But what about those kids who were bullied on the playground? How did they manage? If you were different, wore glasses, braces or didn’t look like most of the other students, you were probably harassed.

What is bullying? I guess it’s some weird version of Darwin, where those who conform survive. Those who don’t, have to fight for their place in the sun.

Back in the '60s, bullying was something many had to endure. For those who didn't fit in with the popular cliques, painful memories punctuated grammar school where incessant teasing took place, with social omission, blatant cruelty, and other forms of exclusion.

They say that most bullies have also been bullied by others. I’ve heard many stories about kids who have been tormented by parents, older siblings or other associates who end up taking out their anger and frustration on those around them by bullying. For some, homophobia often manifests itself through bullying.

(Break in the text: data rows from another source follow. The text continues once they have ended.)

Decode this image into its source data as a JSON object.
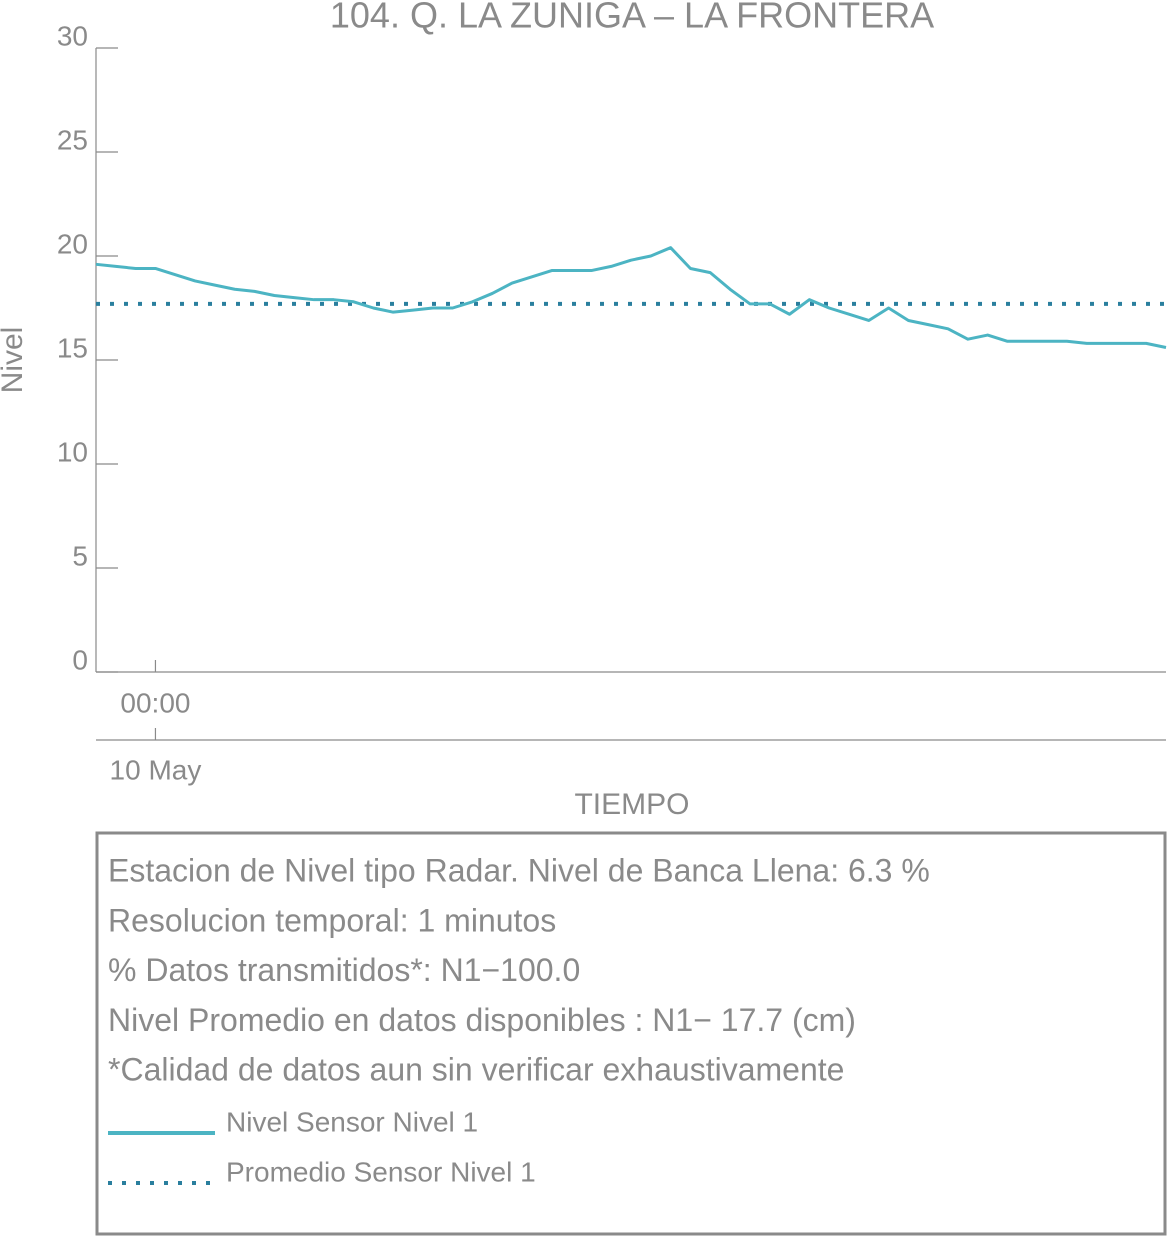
{
  "chart_data": {
    "type": "line",
    "title": "104. Q. LA ZUNIGA – LA FRONTERA",
    "y_label": "Nivel",
    "x_label": "TIEMPO",
    "categories": [
      null,
      null,
      null,
      "00:00",
      null,
      null,
      null,
      null,
      null,
      null,
      null,
      null,
      null,
      null,
      null,
      null,
      null,
      null,
      null,
      null,
      null,
      null,
      null,
      null,
      null,
      null,
      null,
      null,
      null,
      null,
      null,
      null,
      null,
      null,
      null,
      null,
      null,
      null,
      null,
      null,
      null,
      null,
      null,
      null,
      null,
      null,
      null,
      null,
      null,
      null,
      null,
      null,
      null,
      null,
      null
    ],
    "date_label": "10 May",
    "series": [
      {
        "name": "Nivel Sensor Nivel 1",
        "color": "#4cb4c3",
        "values": [
          19.6,
          19.5,
          19.4,
          19.4,
          19.1,
          18.8,
          18.6,
          18.4,
          18.3,
          18.1,
          18.0,
          17.9,
          17.9,
          17.8,
          17.5,
          17.3,
          17.4,
          17.5,
          17.5,
          17.8,
          18.2,
          18.7,
          19.0,
          19.3,
          19.3,
          19.3,
          19.5,
          19.8,
          20.0,
          20.4,
          19.4,
          19.2,
          18.4,
          17.7,
          17.7,
          17.2,
          17.9,
          17.5,
          17.2,
          16.9,
          17.5,
          16.9,
          16.7,
          16.5,
          16.0,
          16.2,
          15.9,
          15.9,
          15.9,
          15.9,
          15.8,
          15.8,
          15.8,
          15.8,
          15.6
        ]
      }
    ],
    "mean_line": {
      "name": "Promedio Sensor Nivel 1",
      "color": "#2a7f9e",
      "value": 17.7
    },
    "ylim": [
      0,
      30
    ],
    "yticks": [
      0,
      5,
      10,
      15,
      20,
      25,
      30
    ],
    "notes": [
      "Estacion de Nivel tipo Radar. Nivel de Banca Llena:  6.3 %",
      "Resolucion temporal: 1 minutos",
      "% Datos transmitidos*: N1−100.0",
      "Nivel Promedio en datos disponibles : N1− 17.7 (cm)",
      "*Calidad de datos aun sin verificar exhaustivamente"
    ]
  }
}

I was very athletic in school, so I was never bullied physically. But many who were not into sports were often the brunt of jokes from their peers.

One fifth-grade teacher at Carpenter in the '60s was notorious for singling out artistic students with her cruelty. How’s that for building a child’s self-esteem?

My sister and I were bullied in a different way. A flock of girls can be very cruel and vindictive when they band together. There’s always the popular ringleader who inspires others to join in with the mockery and frenzy.

Perhaps this is why I didn’t have many close female friends at Carpenter, but preferred the company of guys or other tomboys. My sister Teresa reminded me of episodes where the girls in school would make fun of our hand-me- down clothes. We were embarrassed that our home looked like it was right out of “Angela’s Ashes,” so we rarely had friends over to visit.

When we went to camp one summer, it was one of the worst weeks of my life, having to endure the cruelty of several ten-year olds holed up in a tent. I still remember them whispering and giggling in the corner and then pointing at my sister and me because we dressed as tomboys, and came from a broken home.

I was so glad when that week ended, so I could go home, get lost in the gully and feel good about myself.

In my teens, I began to gravitate toward the brainy kids in school, and those who were artists. Although I was always the class clown, I preferred being around other outsiders who made me feel more at ease. I even ran for homecoming queen as a joke in high school, knowing it would be a real satire if I were actually elected.

To this day, I’m still uncomfortable around a flock of women. I still wonder if they laugh at my outfits, make fun of my tomboy style, or wonder why I don’t wear much make-up.

Thankfully, my sense of humor helped me through some tough times when I was young, but I wonder how others who were bullied endured their pain.

I hope they found a healthy way to get through it all.